D’un point de vue mondial, la nouvelle usine de vaccins Biontech au Rwanda n’est pas d’une grande utilité, estime Melissa Schwarwey de Médecins sans frontières. Le fabricant doit partager son savoir-faire.
: Mme Scharwey, savez-vous pourquoi Biontech construit au Rwanda ?
Mélissa Scharwey : À ce jour, il n’existe pas de grandes sociétés pharmaceutiques ni d’infrastructures au Rwanda. Les choses seraient différentes en Afrique du Sud. Des travaux y sont menés sur les technologies d’ARNm. Une coopération avec Biontech pourrait accélérer le transfert de connaissances, mais jusqu’à présent, Biontech a refusé de coopérer. Mais au final, il est bien sûr toujours bon de soutenir d’autres pays qui ne disposent pas encore d’infrastructures ou de marché.
est conseiller politique auprès de Médecins sans frontières sur les thèmes de l’accès aux médicaments et de la politique de santé mondiale.
Qu’est-ce que cela signifie pour la santé locale ?
Il est important pour eux que le plus grand nombre possible de vaccins qui seraient utilisés sur le continent y soient également produits. Si la production, que ce soit pour le paludisme, la tuberculose ou le Covid-19, est la plus locale possible, cela garantit l’indépendance des pays. Toutefois, à l’heure actuelle, seulement 1 % environ des doses de vaccin utilisées sur le continent africain y sont fabriquées.
Pourquoi y a-t-il si peu d’usines ?
La capacité de production est faible. Mais surtout avec le vaccin Biontech, qui repose sur la technologie de l’ARNm, il existe au moins neuf fabricants sur le continent africain qui pourraient le produire, comme nous l’avons montré dans une étude de 2021. Cela signifie qu’il existe une capacité, mais que les fabricants existants devraient coopérer avec les installations de production. Biontech, par exemple, devrait partager technologie et savoir-faire. Mais ce n’est exactement pas ce qui se passe au Rwanda. Au lieu de coopérer, Biontech construit sa propre usine. Le contrôle et les connaissances restent dans l’entreprise et donc en Allemagne, même si la production a lieu au Rwanda. Il s’agit d’une production dépendante. Ce qu’il faut, cependant, c’est une production de vaccins indépendante et indépendante.
Vous pensez donc qu’il existe de meilleures façons de protéger la santé au Rwanda ?
Dans tous les cas. Il est certain que chaque pas vers une production accrue de vaccins et de médicaments est une bonne chose. Mais l’usine est un investissement privé. Cela signifie que la durabilité de la durée de ce projet est une décision privée de l’entreprise et non publique.

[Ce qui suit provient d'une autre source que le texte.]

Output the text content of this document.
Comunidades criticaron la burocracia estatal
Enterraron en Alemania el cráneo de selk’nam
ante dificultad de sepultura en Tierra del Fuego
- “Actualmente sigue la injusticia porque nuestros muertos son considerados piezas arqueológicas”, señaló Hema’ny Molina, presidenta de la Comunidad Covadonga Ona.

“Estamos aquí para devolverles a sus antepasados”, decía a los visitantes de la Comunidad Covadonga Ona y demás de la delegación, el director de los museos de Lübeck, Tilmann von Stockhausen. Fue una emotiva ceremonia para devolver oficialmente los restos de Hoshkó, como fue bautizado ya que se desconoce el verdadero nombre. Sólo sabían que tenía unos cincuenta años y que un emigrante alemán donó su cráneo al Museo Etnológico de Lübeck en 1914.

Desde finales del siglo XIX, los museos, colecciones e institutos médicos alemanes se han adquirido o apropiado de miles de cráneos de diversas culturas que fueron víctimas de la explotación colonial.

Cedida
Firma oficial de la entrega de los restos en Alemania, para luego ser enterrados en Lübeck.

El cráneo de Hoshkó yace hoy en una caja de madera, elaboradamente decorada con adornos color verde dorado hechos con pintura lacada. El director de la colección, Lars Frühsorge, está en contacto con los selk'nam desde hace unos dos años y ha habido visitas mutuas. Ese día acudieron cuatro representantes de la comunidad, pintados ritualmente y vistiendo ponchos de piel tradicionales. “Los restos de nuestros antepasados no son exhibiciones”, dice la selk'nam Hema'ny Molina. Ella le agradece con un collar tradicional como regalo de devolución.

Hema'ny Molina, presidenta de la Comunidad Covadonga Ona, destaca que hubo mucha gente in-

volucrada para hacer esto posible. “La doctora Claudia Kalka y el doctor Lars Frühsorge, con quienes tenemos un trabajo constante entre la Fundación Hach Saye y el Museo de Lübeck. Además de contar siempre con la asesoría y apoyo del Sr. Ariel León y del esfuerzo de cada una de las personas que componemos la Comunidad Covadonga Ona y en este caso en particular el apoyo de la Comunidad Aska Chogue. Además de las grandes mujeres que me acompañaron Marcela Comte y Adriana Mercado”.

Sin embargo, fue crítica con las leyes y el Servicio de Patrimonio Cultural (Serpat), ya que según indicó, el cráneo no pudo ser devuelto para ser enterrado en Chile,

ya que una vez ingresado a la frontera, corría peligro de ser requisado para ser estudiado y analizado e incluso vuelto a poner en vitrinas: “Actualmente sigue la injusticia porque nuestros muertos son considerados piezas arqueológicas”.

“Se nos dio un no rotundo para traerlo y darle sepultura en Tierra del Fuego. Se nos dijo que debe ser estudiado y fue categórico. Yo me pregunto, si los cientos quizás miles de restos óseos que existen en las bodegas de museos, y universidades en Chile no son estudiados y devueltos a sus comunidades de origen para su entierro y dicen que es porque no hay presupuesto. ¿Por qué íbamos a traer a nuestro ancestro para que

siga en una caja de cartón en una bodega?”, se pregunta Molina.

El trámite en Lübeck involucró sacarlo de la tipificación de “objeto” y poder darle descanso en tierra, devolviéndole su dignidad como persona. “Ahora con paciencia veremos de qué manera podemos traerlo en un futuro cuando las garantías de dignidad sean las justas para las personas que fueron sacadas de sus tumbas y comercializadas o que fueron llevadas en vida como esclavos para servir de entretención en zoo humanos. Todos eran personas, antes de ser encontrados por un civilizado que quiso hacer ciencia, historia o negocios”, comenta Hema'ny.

Mais il a mis environ 1 milliard d’euros à la disposition de l’initiative Covax pour lutter contre la pandémie dans le monde grâce à la vaccination. Et maintenant, elle parle de 550 millions d’euros avec lesquels elle veut soutenir l’Union africaine dans la production de vaccins.
Il est vrai que de très grosses sommes d’argent public ont été investies, surtout depuis le Covid-19. Mais on a aussi vu avec Covax que ce mécanisme de distribution des vaccins ne fonctionnait pas. En bref : les pays riches comme l’Allemagne ont donné de l’argent mais ont racheté le marché. Malheureusement, l’argent investi n’a pas rapporté grand-chose. En parallèle, il faut s’assurer que les fabricants distribuent réellement le vaccin en fonction des besoins.